Teaching Children About Compound Interest – It’s the most force in the universe (at least, if the quote attributed to Einstein is to be believed), but good luck getting your kids to realize that when they’re young enough to REALLY take advantage of it.  Luckily, Tim of Faith and Finance provides a good way to give your kids an idea of the power of saving (with interest).

Seven Reasons to Avoid Penny Auction Sites – They sound so good; bid just pennies, and you can end up paying a small fraction of the total price on any number of goods.  But as Marie points on Prairie Eco Thrifter, what sounds too good to be true usually is, and penny auctions can end up costing you much more than pennies.

The Best Career Advice From a Mentor – A good mentor teaches you lessons that last your entire life.  Financial Samurai had one such mentor, who made him realize the importance of always being one of the best performers at his place of work.  Good advice all around.

9 Movie Extras We Could All Do Without – Leave it to Len Penzo to point out some of the biggest frustrations you can encounter when attending the movies.  From loud babies to endless advertisements (oh, the advertisements!), Len hits the nail on the head when it comes to movie theaters these days.

Work Smarter Not Harder – I can’t resist including an article with a title like this.  But Suba shares some good tips on how to make the most of your time on Bucksome Boomer, which is definitely worth a read through for those of us with more things to do than we seem to have time to complete.  (That is, most of us, nowadays.)

Making Your Nest Egg Last Through Retirement – I realize that if you’re my age, right now you’re more concerned about building a nest egg than making it last (if you’re thinking about retirement at all, that is).  Still, while this Consumer Boomer post might not seem to apply, it provides some good tips that should help you keep your spending lower, both now and when retirement comes.

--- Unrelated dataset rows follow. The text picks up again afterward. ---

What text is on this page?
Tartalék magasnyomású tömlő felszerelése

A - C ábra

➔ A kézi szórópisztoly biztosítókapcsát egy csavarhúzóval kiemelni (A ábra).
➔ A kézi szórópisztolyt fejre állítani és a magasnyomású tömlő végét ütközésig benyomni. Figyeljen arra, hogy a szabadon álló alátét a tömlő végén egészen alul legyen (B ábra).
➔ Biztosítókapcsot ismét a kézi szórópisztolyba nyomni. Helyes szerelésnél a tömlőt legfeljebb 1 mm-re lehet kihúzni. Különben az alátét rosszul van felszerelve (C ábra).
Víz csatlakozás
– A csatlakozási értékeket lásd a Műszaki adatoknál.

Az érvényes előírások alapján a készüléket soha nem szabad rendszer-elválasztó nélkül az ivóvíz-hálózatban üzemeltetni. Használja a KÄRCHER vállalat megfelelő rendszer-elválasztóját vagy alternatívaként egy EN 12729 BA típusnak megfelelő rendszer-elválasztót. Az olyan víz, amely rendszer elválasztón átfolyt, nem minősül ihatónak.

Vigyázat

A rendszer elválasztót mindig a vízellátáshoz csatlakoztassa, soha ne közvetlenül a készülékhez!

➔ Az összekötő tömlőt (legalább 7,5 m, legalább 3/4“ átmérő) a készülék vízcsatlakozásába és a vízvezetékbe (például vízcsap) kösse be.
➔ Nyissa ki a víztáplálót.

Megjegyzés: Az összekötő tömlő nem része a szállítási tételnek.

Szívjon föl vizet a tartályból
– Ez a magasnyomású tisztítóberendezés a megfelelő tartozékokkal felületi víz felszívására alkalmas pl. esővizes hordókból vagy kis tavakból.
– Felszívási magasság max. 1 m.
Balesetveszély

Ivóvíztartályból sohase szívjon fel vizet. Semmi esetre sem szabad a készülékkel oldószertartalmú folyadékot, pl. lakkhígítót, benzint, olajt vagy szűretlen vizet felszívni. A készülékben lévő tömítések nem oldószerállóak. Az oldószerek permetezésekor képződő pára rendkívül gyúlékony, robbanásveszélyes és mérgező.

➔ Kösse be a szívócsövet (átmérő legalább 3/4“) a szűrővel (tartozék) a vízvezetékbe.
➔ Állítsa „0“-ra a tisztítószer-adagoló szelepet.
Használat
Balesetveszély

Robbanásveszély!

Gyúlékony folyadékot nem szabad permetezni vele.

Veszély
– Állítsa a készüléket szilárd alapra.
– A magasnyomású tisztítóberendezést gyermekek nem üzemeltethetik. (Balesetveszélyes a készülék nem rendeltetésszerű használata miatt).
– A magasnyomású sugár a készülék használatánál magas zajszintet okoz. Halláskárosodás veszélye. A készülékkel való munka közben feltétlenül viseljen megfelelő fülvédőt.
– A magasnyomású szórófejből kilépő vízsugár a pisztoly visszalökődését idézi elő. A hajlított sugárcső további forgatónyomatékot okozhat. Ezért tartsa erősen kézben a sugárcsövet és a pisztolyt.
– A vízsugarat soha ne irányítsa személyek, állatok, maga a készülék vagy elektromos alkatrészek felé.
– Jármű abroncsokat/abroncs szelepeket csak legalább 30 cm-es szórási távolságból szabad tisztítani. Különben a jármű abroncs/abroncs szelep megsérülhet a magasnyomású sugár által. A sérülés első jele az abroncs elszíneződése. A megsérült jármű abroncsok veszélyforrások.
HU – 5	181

Why Earning More Money Trumps Frugality – Now, I’m not going to say that you shouldn’t try to save money; frugality is important, as spending all the money you make, no matter how much money that is, is a sure ride to the poor house.  But, as MD points out on The Financial Blogger, focusing your efforts on earning more money has advantages that frugality just can’t touch.

Should Couples Get a Prenup? – An interesting question, one I hadn’t even considered for my upcoming marriage to Sondra (neither of us is particularly wealthy or otherwise has possessions we don’t want to see distributed by court order).  Still, if you meet one of the conditions Flexo lists in this Consumerism Commentary post (or even if you don’t, and just want to be prepared), you could consider a prenup in your wedding preparations.

There you go, plenty of great posts for your “After the Fourth of July” Enjoyment!  Have a great, holiday-shortened week!